Another key factor: The rate and cost of false positives. In the context of matching for IDR, a false positive is a pair of records that are marked as a match but actually represent different people. While a high match rate and low false positive rate are best, a false positive rate is difficult to determine because it requires distinguishing false positives from true positives (correct matches). In lieu of a precise computation of the false positive rate, it can be helpful to estimate the false positive rate by examining the personal identifiable information (PII) for a sample of several dozen or more matches to check that most of the matches look reasonable — i.e., that records with wildly different PII values aren’t frequently matched together.
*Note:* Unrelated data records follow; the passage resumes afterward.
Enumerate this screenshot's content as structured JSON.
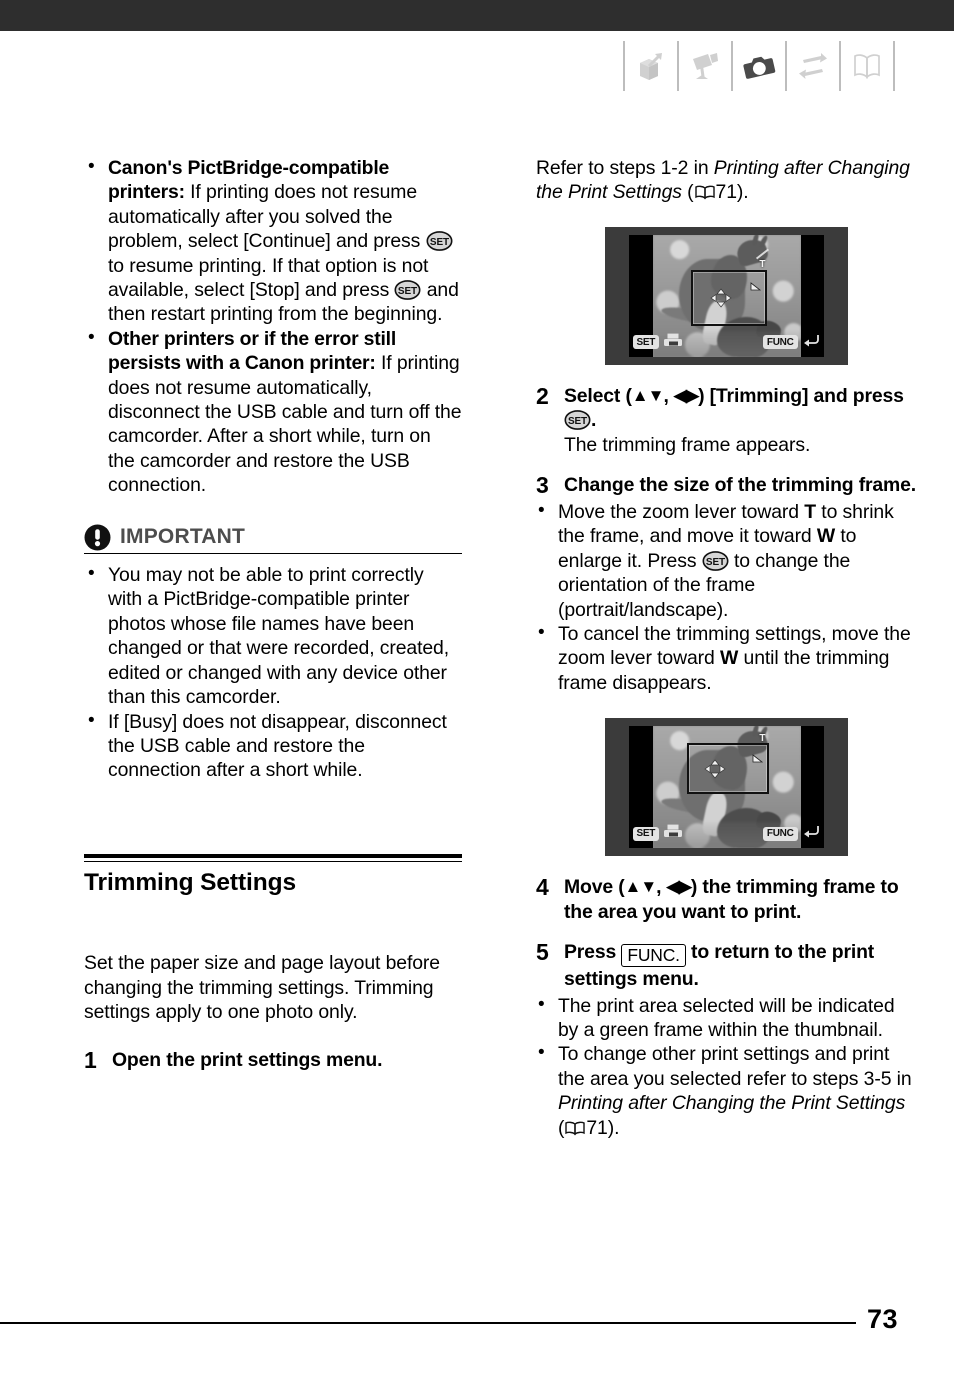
{
  "header": {
    "icons": [
      {
        "name": "box-open-arrow-icon",
        "label": "Introduction"
      },
      {
        "name": "camcorder-icon",
        "label": "Video"
      },
      {
        "name": "camera-icon",
        "label": "Photos"
      },
      {
        "name": "transfer-arrows-icon",
        "label": "External Connections"
      },
      {
        "name": "open-book-icon",
        "label": "Additional Information"
      }
    ],
    "active_index": 2
  },
  "left_column": {
    "printer_bullets": [
      {
        "lead": "Canon's PictBridge-compatible printers:",
        "text_1": " If printing does not resume automatically after you solved the problem, select [Continue] and press ",
        "icon_1": "SET",
        "text_2": " to resume printing. If that option is not available, select [Stop] and press ",
        "icon_2": "SET",
        "text_3": " and then restart printing from the beginning."
      },
      {
        "lead": "Other printers or if the error still persists with a Canon printer:",
        "text_1": " If printing does not resume automatically, disconnect the USB cable and turn off the camcorder. After a short while, turn on the camcorder and restore the USB connection."
      }
    ],
    "important": {
      "label": "IMPORTANT",
      "icon": "exclamation-circle-icon",
      "bullets": [
        "You may not be able to print correctly with a PictBridge-compatible printer photos whose file names have been changed or that were recorded, created, edited or changed with any device other than this camcorder.",
        "If [Busy] does not disappear, disconnect the USB cable and restore the connection after a short while."
      ]
    },
    "section": {
      "title": "Trimming Settings",
      "intro": "Set the paper size and page layout before changing the trimming settings. Trimming settings apply to one photo only.",
      "step_1": {
        "number": "1",
        "text": "Open the print settings menu."
      }
    }
  },
  "right_column": {
    "refer_text_1": "Refer to steps 1-2 in ",
    "refer_italic": "Printing after Changing the Print Settings",
    "refer_text_2": " (",
    "refer_page": "71",
    "refer_text_3": ").",
    "screen_1": {
      "set_badge": "SET",
      "set_icon": "print-icon",
      "func_badge": "FUNC",
      "func_icon": "return-arrow-icon",
      "zoom_mark": "T"
    },
    "step_2": {
      "number": "2",
      "text_1": "Select (",
      "arrows_1": "▲▼",
      "text_2": ", ",
      "arrows_2": "◀▶",
      "text_3": ") [Trimming] and press ",
      "icon": "SET",
      "text_4": ".",
      "note": "The trimming frame appears."
    },
    "step_3": {
      "number": "3",
      "text": "Change the size of the trimming frame.",
      "bullets": [
        {
          "text_1": "Move the zoom lever toward ",
          "bold_1": "T",
          "text_2": " to shrink the frame, and move it toward ",
          "bold_2": "W",
          "text_3": " to enlarge it. Press ",
          "icon": "SET",
          "text_4": " to change the orientation of the frame (portrait/landscape)."
        },
        {
          "text_1": "To cancel the trimming settings, move the zoom lever toward ",
          "bold_1": "W",
          "text_2": " until the trimming frame disappears."
        }
      ]
    },
    "screen_2": {
      "set_badge": "SET",
      "set_icon": "print-icon",
      "func_badge": "FUNC",
      "func_icon": "return-arrow-icon",
      "zoom_mark": "T"
    },
    "step_4": {
      "number": "4",
      "text_1": "Move (",
      "arrows_1": "▲▼",
      "text_2": ", ",
      "arrows_2": "◀▶",
      "text_3": ") the trimming frame to the area you want to print."
    },
    "step_5": {
      "number": "5",
      "text_1": "Press ",
      "button": "FUNC.",
      "text_2": " to return to the print settings menu.",
      "bullets": [
        {
          "text_1": "The print area selected will be indicated by a green frame within the thumbnail."
        },
        {
          "text_1": "To change other print settings and print the area you selected refer to steps 3-5 in ",
          "italic_1": "Printing after Changing the Print Settings",
          "text_2": " (",
          "page_ref": "71",
          "text_3": ")."
        }
      ]
    }
  },
  "footer": {
    "page_number": "73"
  },
  "colors": {
    "top_bar": "#2e2e2e",
    "icon_inactive": "#d0d0d0",
    "icon_active": "#4a4a4a",
    "important_label": "#4d4d4d",
    "text": "#000000"
  }
}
It’s also important to consider the cost of false positives (matching records incorrectly) versus false negatives (missing a good match). Depending on the downstream business use case, false positives may be more or less expensive than false negatives: for example, if matching two people incorrectly results in annoying a customer with irrelevant promotional emails, then false positives might prove very costly, meaning an organization may wish to establish a higher threshold for what constitutes a match. But if it’s relatively harmless to send a few extra emails based on bad matches, the organization may wish to implement a lower threshold to reduce false negatives and hike the match rate.
That’s why Civis exposes a threshold parameter to control how strictly the IDR system should group different records together under the same resolved ID. We also provide functionality for running experiments with different thresholds and for examining sample outputs, so that users can establish their own threshold based on their tolerance for false positives vs. false negatives.
What Separates Civis IDR
We’ve refined our approach to identity resolution over multiple years of development and use, and by listening to feedback and requests from dozens of clients across multiple industries. The tentpoles of our philosophy are:
Accuracy and Quality. We continually release improvements to our IDR process, shaped by our experiences with customers. As we identify corner cases, customer best practices, and new use cases, we incorporate them into our algorithm for everyone to adopt.
Speed and Scalability. Civis IDR uses state-of-the-art distributed computing tools. It can process tens of millions of records in a few hours and can be scaled to hundreds of millions of records as needed. We engineered our product to scale with your needs and business processes.
Usefulness. A product is only as good as how seamlessly it fits into your existing processes. We strive to meet customers where they are, whether by adding additional API integrations for importing data, understanding how you’d like to export results, or simply helping make your job easier. We also assist with IDR setup and solve related problems; in addition, members of our ADS team can analyze data quality and suggest best practices to improve usefulness.
Trust and Transparency. We are proud of our work, and we want you to understand it. In turn, we want to hear from you. Do you have an idea we should incorporate? Let us know, and we’ll work on it. Do you have a question? Please reach out to us.
Civis IDR enables organizations to save time and money on tedious manual deduplication pipelines, increase conversion rates, and win new customers. One national nonprofit used its master resolved IDs to save hundreds of hours on membership reporting to its funders: by using data science to quickly identify 6.1 million duplicative members within and across systems, the organization was able to continuously and accurately measure and report membership growth for key stakeholders.